EDUCATION
“Accounting is the language of business, and you have to be as comfortable with that as you are with your own native language…”
-Warren Buffett
Understanding Business Basics: Accounting A 5-Part Mini Series
Regular Bookkeeping
The Foundation
Bookkeeping is the foundation of accounting. It involves recording and organizing day-to-day financial and bank transactions that occur in a business or individual.
This data input is crucial for fulfilling multiple activities in a business such as:
- Tax obligations
- Financial Accounting
- Management Accounting
- Managing cash flow
- Budgeting
- Financial modeling for growth & expansion
There are countless benefits that proper bookkeeping can offer to help a business run efficiently and effectively.
Methods of Bookkeeping
There are several different methods of bookkeeping that businesses can utilize. These methods can be done internally by the business or outsource the task to external professionals or bookkeeping services.
- Manual Bookkeeping – before the age of computers, this was the method used by businesses. It involves recording transactions by hand using paper-based ledgers,journals,and worksheets. It is the most time-consuming and highly prone to errors therefore it’s not suitable in the modern world.
- Spreadsheet-Based Bookkeeping – using spreadsheet software like Microsoft Excel or Google Sheets, businesses can create customized templates to record and organize financial transactions. This method allows for greater flexibility as you can customize the process specific to your business. Though the entire workflow process is still somewhat manual, it is suitable for businesses just starting out and requires a degree of proficiency with the software.
- Software-Based Bookkeeping – many businesses opt for dedicated accounting software such as Quickbooks, Xero, or Wave.

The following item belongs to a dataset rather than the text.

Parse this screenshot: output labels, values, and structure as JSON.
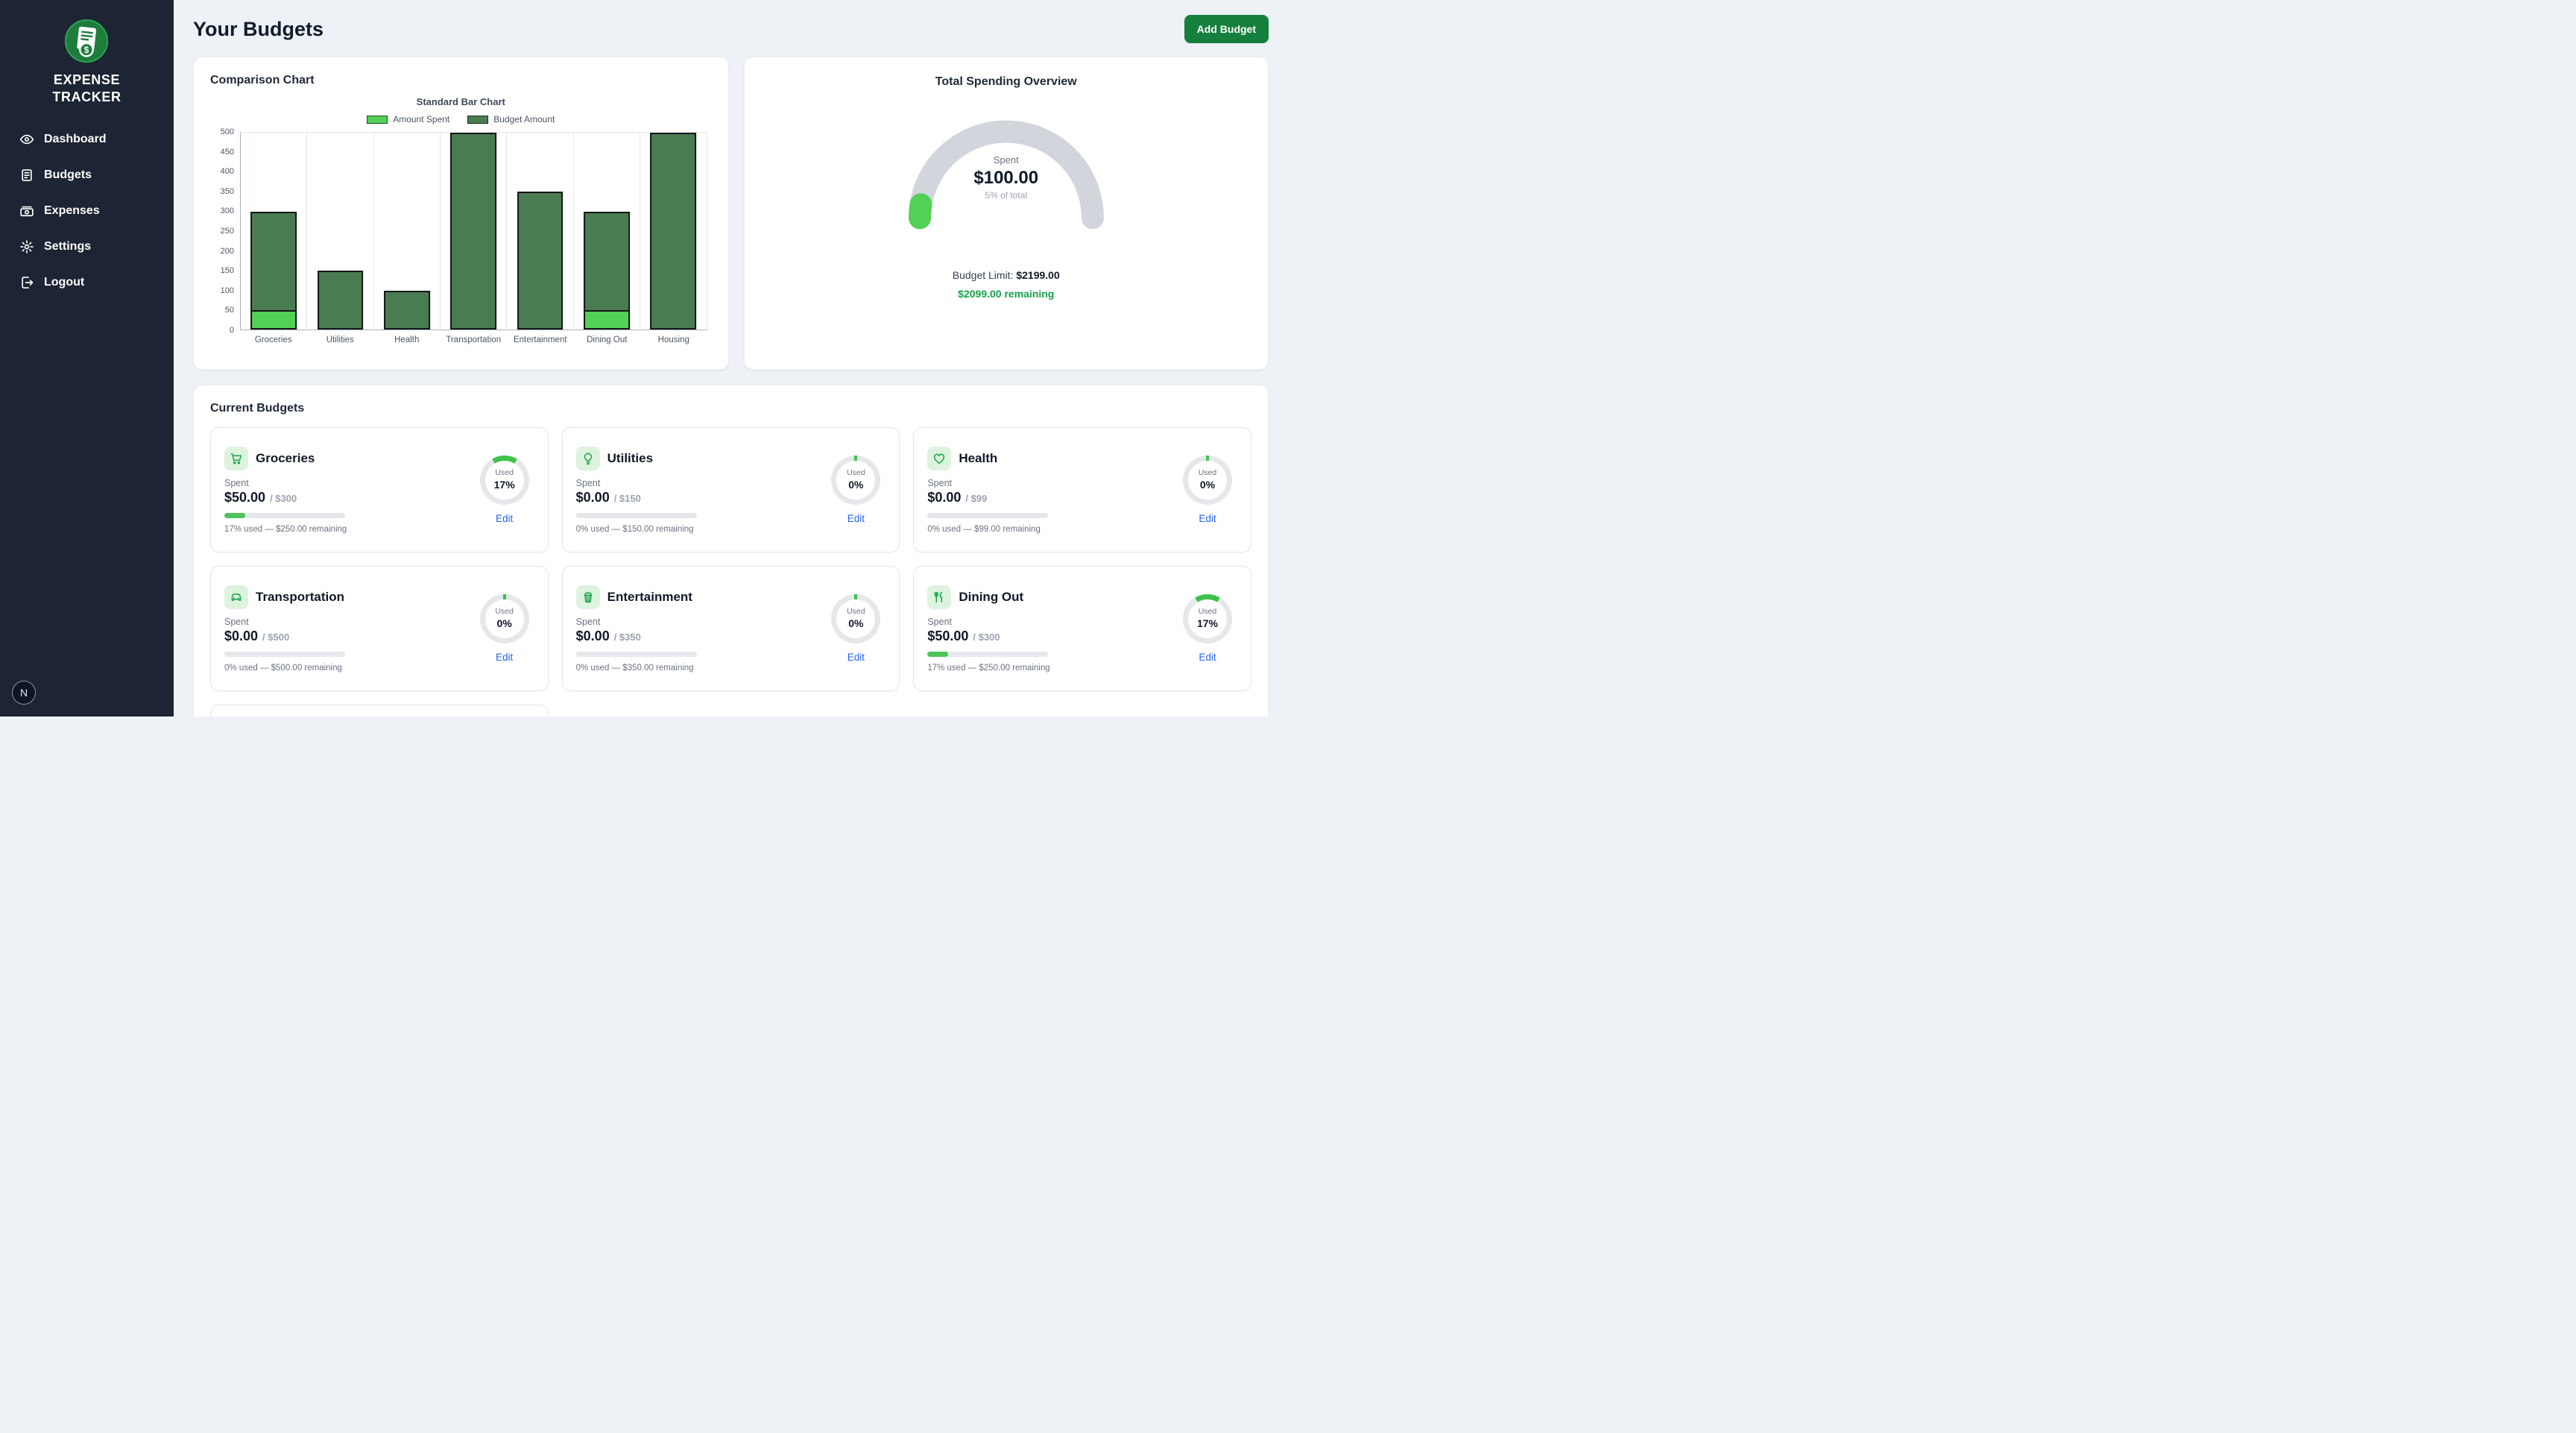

These software applications provide comprehensive bookkeeping functionality and streamline the majority of the workflow. It makes the process more efficient, but necessary skills are required to properly categorize and reconcile transactions.
- Online Cloud-Based Bookkeeping – accounting software providers are increasingly incorporating the choice of cloud-based solutions, which offer greater flexibility in remotely accessing your data from any location without the need of software installation on computers. Additionally, it allows for real-time collaboration between the business owner and their accountant or bookkeeper.
Why it’s important
Bookkeeping is important for several reasons:
- Tax obligations: It ensures that businesses meet their tax obligations by keeping accurate records of income, expenses, and deductions. This information is used to prepare tax returns and to respond to any queries from tax authorities.
- Financial Accounting: It is necessary to be able to produce accurate financial reports (Income statement, balance sheet, statement of cash flow) to external users such as banks/creditors, regulators, investors and the general public. The purpose of financial accounting is to provide accurate, reliable, and timely financial information that is useful for making informed business decisions.
- Management Accounting: It can help management accountants track the costs associated with different products, services, or projects. This information is essential for making strategic decisions about pricing, product mix, and resource allocation.
- Managing cash flow: It helps management accountants monitor cash inflows and outflows, providing insights into the company’s liquidity position. This information is important for managing working capital and ensuring that the organization has sufficient cash to meet its obligations.
- Budgeting: It provides the data necessary for management accountants to prepare budgets and forecasts for the organization. These budgets and forecasts are critical for planning, decision-making, and measuring performance against expectations.
- Financial modeling for growth & expansion: The financial statements produced from bookkeeping can be used to analyze trends and identify areas for improvement in the company’s financial performance. This information can then be used to create financial models that project future growth and expansion.